Most museums in Arnhem in the Netherlands I visited were somehow related to WWII and the famous story about the Arnhem Bridge. The more, I felt happy to also learn about a very different topic at my stay there and also headed to the Nederlands Watermuseum, the Dutch Water Museum. Here is my review.
Dutch Water Museum – Location & Admission
The Dutch Water Museum is located in Park Sonsbeek in Arnhem. From Arnhem Central Station, it is a very short walk (some 500 meters). There is also a small parking lot in front of the museum, which may be too small in case of peak times. The park is really beautiful. On the opposite side of Arnhem station, there are all central shopping and entertainment facilities. The museum is a some two kilometers away from the famous “Bridge of Arnhem” / “John Frost Bridge” / John Frostbrug.

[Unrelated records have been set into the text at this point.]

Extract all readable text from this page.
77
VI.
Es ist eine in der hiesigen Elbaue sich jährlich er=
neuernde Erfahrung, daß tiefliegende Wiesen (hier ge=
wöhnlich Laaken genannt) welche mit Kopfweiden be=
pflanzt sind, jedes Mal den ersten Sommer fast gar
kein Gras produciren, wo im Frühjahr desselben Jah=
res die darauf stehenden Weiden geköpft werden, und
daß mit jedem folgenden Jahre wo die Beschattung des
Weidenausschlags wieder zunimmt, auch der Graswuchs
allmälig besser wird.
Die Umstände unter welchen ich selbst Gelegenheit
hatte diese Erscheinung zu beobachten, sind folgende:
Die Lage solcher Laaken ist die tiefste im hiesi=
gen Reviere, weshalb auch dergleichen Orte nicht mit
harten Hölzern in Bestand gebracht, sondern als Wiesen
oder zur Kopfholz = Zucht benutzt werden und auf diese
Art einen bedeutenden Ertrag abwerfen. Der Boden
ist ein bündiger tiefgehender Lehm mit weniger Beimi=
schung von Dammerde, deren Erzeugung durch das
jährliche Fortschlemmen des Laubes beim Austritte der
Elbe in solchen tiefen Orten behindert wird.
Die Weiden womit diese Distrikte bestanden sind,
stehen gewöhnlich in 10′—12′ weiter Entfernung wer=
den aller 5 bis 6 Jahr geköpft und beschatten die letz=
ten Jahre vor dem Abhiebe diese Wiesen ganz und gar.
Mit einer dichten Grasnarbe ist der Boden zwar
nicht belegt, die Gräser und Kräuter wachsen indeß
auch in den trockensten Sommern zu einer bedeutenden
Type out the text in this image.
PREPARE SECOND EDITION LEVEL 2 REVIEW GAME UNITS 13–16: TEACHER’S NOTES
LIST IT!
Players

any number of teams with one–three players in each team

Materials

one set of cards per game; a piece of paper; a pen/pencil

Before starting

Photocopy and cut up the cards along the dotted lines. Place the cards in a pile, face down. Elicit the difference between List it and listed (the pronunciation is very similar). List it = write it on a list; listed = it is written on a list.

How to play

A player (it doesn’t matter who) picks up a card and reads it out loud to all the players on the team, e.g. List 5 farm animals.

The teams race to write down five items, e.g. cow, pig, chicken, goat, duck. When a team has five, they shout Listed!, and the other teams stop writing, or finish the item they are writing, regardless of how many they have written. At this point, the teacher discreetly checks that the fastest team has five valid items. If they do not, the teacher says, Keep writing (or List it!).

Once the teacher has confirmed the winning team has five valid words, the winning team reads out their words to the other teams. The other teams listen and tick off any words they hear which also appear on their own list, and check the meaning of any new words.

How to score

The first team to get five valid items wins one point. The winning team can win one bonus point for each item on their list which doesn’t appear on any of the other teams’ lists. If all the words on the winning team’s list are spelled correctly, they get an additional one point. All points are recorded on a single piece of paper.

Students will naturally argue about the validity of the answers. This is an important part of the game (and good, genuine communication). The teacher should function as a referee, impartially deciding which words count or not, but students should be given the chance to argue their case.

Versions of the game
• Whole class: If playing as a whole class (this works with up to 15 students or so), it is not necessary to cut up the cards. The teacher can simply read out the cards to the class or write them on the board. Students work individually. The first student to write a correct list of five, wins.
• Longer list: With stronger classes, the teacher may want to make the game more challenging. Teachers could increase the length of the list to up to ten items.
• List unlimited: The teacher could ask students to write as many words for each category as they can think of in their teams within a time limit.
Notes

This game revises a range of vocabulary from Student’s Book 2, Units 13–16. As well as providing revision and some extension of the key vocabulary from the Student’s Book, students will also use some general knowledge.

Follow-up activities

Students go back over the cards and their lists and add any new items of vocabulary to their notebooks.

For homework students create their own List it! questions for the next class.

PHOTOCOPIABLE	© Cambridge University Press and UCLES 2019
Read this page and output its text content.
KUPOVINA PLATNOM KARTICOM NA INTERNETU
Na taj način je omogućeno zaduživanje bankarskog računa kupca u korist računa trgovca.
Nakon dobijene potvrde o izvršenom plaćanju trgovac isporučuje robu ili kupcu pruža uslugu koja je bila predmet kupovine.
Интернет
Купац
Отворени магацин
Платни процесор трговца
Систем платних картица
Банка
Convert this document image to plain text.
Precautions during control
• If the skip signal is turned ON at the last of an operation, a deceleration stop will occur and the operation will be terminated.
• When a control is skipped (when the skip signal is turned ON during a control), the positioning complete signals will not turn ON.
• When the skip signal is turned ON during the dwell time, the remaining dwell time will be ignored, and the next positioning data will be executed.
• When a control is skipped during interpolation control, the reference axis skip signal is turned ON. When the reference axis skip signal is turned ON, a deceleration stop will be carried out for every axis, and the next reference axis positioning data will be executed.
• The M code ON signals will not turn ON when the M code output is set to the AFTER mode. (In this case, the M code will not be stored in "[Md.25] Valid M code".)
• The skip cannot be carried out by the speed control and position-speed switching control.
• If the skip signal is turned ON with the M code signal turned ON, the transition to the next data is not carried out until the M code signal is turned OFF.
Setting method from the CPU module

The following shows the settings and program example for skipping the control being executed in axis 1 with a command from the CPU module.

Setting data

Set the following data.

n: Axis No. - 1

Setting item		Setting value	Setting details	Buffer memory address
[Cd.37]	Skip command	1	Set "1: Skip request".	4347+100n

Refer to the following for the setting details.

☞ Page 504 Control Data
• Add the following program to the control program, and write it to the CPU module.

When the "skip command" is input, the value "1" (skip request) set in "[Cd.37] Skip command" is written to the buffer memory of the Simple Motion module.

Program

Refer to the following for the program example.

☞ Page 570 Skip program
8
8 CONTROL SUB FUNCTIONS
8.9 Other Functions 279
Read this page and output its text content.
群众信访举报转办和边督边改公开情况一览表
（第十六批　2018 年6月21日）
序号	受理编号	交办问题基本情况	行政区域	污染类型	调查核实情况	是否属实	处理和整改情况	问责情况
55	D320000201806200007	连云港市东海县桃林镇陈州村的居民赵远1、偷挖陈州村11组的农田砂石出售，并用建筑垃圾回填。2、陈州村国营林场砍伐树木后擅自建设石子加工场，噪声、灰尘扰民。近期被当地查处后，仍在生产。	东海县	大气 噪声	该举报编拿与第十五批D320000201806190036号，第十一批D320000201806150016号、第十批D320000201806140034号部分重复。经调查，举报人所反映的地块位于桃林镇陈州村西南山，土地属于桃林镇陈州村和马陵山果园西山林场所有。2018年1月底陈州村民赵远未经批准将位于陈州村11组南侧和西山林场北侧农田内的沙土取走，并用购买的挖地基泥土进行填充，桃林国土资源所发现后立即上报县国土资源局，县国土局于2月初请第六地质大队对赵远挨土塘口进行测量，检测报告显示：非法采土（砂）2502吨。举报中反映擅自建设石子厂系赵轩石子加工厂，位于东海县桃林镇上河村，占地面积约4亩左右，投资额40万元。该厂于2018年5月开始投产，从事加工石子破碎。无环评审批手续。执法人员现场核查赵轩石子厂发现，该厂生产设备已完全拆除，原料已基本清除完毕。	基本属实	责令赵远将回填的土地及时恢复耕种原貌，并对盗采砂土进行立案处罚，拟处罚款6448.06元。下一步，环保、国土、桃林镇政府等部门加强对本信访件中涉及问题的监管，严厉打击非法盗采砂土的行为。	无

The museum is closed on Mondays. On the other days, it is opening from noon to 17:00 hrs. On weekends, the museum already opens at 10:00 hrs. Adult admission is 10.50 EUR. The museum accepts the Museumkaart.
Dutch Water Museum – The Visit
From the entrance area, you head down stairs. The lower level practically hosts all the exhibition space, while services are at reception / entrance level. The museum is aiming to especially work well for children. It is generally bilingual, Dutch and English – but some parts are in Dutch only. Scattered parts also come with German translations. The museum is featuring all aspects of water – from getting water to cultural aspects and water consumption. The illustrations are done very well, so that is a really educative place.
There are also a lot of hands on experiments and interactive screens. Thus, if you visit the museum with your younger ones, they will definitely not have a boring time. Towards the end of your visit (I would suggest a visiting time of about one hour if you want to try out many of the exhibits), you also learn about a very special kind of water – ice. A very interesting part, how the ice melt is influencing our life.
Dutch Water Museum – Services
The staff was really kind. I also really liked the souvenir store, which featured a lot of water saving and bio-degradable products. On top of that, you could buy reusable water bottles instead of drinks in plastic bottles. There is also a cafe next to the museum.
Dutch Water Museum – My View
I feel that the Dutch Water Museum in Arnhem really did a good planning and concept of their museum. The exhibition is children-friendly – but it is also fun as an adult to explore the museum and play with the interactive features. I also learned quite a lot. It would definitely be a plus if the museum was biligual or triligual – especially the German border is just a very short drive away from Arnhem.